两人似乎还要再讨伐他,萧何受不住了,哭丧着脸对着玉楼春求救,“小楼,您跟两位老爷子说说,我知道我优点多,但是别老是夸啊,我怕我骄傲了……”
玉楼春失笑,“好,那就给你个表现缺点的机会。”
萧何嘴角一抽,“小楼,你也不爱我了,我哪有缺点,在你的眼里,我不是应该都是闪光点……”
玉楼春笑着喝了一杯茶,“好啦,让你说你就说。”
“说什么?”
“缺点啊。”
“什么缺点?”
玉楼春有些无语了,“我昨晚打电话叫你来是为了什么呢?”
难道他一晚上都没想?
花伯摇摇头,“看来这智商也得需要操练一下。”
金良低低的哼了一声,“就遗传夫人的刚烈了,怎么其他的没染上一点?”
萧何,“……”他又被嫌弃了?
闹了一会儿,气氛倒是轻松自在了,玉楼春再次问起正事,“你先说说吧,对夏氏集团这几天的所作所为,可有什么想法?”
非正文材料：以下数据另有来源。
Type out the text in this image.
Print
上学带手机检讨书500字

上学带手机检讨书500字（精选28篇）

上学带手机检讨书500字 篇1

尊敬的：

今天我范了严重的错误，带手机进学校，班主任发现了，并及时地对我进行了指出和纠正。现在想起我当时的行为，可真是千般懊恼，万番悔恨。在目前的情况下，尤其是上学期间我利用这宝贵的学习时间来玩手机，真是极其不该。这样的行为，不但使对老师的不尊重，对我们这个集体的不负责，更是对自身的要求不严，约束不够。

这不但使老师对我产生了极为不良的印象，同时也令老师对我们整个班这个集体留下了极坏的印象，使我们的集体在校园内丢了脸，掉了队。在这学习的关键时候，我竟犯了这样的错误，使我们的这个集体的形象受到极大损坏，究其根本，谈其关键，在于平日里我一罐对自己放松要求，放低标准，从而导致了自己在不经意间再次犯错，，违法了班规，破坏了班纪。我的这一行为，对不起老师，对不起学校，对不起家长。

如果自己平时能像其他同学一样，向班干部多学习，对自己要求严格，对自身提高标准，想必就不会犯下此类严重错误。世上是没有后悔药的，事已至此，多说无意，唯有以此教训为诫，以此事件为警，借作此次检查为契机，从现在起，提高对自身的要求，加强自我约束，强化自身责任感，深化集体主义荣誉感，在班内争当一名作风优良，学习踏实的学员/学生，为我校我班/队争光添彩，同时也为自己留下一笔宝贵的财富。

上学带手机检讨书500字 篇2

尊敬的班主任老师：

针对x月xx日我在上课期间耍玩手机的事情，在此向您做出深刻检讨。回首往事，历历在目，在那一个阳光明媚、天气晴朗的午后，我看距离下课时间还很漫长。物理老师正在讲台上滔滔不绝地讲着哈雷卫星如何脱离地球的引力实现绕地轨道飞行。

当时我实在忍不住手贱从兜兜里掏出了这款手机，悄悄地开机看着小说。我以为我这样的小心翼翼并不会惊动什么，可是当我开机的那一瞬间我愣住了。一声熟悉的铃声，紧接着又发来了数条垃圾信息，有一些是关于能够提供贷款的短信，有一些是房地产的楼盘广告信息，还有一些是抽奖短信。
萧何想了想,开口之前,还是笑着对金良和花伯先打预防针,“两位老爷子,我要是说的太好,您们可别夸我。”
金良和花伯嘴角一抽,没说话。
萧何这才正了脸色,说起来,“夏氏一直以来都是靠着玉石古玩才在京城占了一席之地,夏中天这个人也确实能干,有心计城府,又踏实稳重,而这次他背后又有人注入资金大张旗鼓的折腾,只怕是来者不善……”
金良打断,“不要说废话,这些我们都知道,说重点……”
萧何摸摸鼻子,才又继续,“夏氏旗下的店铺做的广告力度非常大,聘了人气很旺的明星歌星来代言造势,优惠的力度也是抄底的价格了,我暗中去看过,门庭若市,据说销售额这几日便长了十倍……”
金良敲了下石桌子,“重点,重点是怎么应对?而不是分析剧情。”
萧何咳嗽一声,“我觉得吧,对方既然这么干,我们当然不能退后了是吧?要不咱们也大力宣传一下?咱们的产品更高端,肯定在质量上能打败他们,还有价格,咱们是不是也稍稍降低一些,不然那些寻常百姓都买不起,至于歌星明星的,这个可以找大圣帮忙,寻几个更红的来分庭抗礼……”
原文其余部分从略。